Sermon Illustrations
Salvation Requires Surrender
Not long ago one of the co-founders of Alcoholics Anonymous, Bill Wilson, published his correspondence with the great psychiatrist, Carl Jung. He thanks Carl Jung for his contribution to Alcoholics Anonymous. He said, "You have no idea the important role you played in the forging of the famous twelve steps of Alcoholics Anonymous. You were treating a man named Roland H., and you said, 'Roland, you're a hopeless alcoholic, there's nothing more I can do for you except take your money, and I don't want to do that.'
"Roland asked you, 'Is there anything I can do?' and you said, 'Yes, there is something you can do. Have a religious conversion. Have a religious experience.' " (And Roland H. did have a religious experience, and he became sober. He's a recovering alcoholic.)
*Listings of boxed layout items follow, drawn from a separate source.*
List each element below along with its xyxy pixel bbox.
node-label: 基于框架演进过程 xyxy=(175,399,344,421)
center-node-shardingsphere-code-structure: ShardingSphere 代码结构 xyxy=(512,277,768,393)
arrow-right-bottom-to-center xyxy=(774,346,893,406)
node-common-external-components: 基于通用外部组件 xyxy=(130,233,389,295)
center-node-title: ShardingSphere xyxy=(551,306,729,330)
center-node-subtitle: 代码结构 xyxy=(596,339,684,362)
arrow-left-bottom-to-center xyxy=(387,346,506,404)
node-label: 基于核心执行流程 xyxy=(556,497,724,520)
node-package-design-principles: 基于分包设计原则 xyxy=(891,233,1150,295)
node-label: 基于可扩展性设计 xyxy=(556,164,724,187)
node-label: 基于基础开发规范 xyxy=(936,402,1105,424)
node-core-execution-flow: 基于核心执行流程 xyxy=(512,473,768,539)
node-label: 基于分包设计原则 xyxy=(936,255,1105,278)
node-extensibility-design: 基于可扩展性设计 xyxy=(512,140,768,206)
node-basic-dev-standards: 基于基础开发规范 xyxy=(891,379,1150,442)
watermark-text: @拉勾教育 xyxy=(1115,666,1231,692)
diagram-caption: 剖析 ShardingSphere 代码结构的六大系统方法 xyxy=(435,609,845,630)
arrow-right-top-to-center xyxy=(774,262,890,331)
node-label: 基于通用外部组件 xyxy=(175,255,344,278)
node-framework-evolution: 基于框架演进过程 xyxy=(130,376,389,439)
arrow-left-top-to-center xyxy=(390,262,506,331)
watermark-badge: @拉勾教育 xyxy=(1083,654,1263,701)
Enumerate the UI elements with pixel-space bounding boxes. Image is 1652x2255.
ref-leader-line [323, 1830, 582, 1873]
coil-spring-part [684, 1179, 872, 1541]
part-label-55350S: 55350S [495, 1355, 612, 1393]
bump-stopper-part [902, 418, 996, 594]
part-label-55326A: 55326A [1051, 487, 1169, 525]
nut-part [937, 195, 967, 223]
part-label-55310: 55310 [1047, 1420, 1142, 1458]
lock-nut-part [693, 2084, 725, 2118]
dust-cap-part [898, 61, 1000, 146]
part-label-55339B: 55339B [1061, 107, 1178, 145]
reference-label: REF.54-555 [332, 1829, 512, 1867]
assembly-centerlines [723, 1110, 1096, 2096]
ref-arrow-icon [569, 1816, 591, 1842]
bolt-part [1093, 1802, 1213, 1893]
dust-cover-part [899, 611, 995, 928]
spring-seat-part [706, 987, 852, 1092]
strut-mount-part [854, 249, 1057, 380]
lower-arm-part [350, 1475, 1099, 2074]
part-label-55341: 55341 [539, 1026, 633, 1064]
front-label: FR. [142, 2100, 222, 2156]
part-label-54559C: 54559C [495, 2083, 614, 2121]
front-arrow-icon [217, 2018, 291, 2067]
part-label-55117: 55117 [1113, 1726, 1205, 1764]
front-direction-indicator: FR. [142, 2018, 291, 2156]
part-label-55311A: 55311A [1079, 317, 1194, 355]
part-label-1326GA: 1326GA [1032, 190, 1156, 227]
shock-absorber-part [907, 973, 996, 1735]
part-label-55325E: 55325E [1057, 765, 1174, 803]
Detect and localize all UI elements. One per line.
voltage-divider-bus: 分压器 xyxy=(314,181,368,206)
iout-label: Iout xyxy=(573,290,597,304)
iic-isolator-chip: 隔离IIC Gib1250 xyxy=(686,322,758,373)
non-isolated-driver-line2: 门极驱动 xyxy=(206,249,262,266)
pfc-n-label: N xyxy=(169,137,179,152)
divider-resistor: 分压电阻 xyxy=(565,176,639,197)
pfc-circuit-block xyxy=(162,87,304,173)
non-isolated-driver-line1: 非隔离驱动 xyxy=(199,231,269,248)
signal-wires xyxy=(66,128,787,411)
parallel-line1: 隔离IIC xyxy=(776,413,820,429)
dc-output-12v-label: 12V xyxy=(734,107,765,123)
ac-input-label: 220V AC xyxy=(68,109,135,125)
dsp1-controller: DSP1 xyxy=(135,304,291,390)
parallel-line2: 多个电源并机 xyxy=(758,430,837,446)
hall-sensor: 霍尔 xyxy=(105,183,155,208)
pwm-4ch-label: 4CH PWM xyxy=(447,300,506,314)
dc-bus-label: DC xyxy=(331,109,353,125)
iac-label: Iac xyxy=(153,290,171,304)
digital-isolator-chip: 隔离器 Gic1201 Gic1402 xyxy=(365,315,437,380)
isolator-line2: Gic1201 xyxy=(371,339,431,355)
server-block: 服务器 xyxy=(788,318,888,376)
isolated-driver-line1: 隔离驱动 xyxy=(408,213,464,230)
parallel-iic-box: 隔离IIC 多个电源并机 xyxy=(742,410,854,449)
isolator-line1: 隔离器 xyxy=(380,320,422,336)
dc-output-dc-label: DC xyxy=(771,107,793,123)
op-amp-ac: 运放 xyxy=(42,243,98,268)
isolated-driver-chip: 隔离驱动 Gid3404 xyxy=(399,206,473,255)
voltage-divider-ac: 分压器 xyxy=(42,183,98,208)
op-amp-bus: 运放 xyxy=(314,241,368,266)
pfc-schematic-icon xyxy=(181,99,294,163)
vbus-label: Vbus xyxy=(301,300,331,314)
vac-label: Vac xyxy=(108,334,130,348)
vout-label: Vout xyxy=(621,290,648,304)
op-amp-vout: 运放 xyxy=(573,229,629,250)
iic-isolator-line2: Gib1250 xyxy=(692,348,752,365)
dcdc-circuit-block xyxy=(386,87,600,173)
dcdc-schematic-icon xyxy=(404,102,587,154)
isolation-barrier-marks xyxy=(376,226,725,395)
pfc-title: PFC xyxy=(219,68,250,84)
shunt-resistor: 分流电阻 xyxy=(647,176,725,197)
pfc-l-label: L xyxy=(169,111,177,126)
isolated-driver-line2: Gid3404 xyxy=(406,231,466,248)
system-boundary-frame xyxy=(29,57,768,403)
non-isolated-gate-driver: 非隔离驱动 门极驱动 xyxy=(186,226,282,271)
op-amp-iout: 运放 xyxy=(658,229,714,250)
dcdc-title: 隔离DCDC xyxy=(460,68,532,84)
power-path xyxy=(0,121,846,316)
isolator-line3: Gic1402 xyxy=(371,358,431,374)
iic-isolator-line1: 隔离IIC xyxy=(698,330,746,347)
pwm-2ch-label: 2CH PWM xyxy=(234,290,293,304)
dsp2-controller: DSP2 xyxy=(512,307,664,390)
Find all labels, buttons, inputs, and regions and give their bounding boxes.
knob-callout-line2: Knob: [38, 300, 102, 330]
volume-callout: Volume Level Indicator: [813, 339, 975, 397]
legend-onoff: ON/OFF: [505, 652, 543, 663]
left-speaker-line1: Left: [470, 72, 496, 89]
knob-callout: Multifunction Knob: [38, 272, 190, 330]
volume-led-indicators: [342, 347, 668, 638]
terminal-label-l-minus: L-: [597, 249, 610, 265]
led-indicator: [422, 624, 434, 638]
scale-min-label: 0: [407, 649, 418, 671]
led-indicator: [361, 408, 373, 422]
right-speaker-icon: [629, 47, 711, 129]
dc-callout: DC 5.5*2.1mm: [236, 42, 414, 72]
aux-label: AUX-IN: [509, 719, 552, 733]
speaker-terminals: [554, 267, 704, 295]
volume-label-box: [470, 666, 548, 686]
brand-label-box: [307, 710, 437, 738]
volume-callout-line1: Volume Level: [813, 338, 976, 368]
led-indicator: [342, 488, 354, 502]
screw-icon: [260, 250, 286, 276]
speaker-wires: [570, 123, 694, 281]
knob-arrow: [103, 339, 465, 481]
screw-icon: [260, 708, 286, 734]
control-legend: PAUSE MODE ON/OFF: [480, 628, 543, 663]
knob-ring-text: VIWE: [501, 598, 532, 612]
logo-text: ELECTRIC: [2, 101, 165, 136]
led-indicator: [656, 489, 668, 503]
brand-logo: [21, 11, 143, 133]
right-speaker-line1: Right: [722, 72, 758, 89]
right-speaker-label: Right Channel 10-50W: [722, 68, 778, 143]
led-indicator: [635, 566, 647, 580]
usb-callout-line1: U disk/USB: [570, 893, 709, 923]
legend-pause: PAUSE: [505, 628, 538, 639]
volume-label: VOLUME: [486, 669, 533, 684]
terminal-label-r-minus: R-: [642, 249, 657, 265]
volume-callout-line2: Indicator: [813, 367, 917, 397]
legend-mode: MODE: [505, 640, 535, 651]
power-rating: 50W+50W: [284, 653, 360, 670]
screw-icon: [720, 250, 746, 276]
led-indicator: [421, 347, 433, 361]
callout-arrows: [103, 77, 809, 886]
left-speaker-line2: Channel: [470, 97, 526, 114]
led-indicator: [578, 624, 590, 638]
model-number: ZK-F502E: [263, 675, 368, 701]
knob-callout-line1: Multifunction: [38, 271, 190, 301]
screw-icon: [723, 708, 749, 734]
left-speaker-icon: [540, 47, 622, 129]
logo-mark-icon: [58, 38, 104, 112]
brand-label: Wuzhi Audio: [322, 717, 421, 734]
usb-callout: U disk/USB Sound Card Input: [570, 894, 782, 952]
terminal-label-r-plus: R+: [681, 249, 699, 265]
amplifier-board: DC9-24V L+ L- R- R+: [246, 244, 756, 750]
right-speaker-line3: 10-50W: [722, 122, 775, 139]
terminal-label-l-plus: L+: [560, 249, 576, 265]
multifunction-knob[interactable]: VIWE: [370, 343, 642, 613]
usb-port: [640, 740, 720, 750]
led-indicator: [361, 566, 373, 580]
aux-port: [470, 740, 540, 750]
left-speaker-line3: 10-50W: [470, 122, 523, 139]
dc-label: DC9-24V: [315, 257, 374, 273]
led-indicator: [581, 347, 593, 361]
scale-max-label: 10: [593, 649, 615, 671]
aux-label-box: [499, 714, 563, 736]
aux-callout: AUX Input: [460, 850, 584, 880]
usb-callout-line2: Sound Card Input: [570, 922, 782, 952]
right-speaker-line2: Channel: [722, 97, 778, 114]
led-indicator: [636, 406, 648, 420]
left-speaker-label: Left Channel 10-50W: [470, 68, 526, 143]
"At the same time," continued Wilson, "my doctor told me I was a hopeless alcoholic. And I said, 'Isn't there something I can do?'
"At the time I was reading William James's A Variety of Religious Experience, and I noticed at the bottom of every religious experience was that turning your life over to God, that surrender to God. So I went home, and I said, 'God, I don't know if I even believe in you. But if you're there, if you're there, God, will you help me please?'
"In that moment I knew I was healed. In that moment I knew that the addiction was broken, that I was a free man, maybe for the first time in my whole life."
He talks about this in a movie that was recently on television, My Name is Bill W. It's about how he experienced the peace of God, the strength of God, but at the price of surrender, of turning his life over to God. That is very important. To experience the reality of God in prayer is that moment of surrender.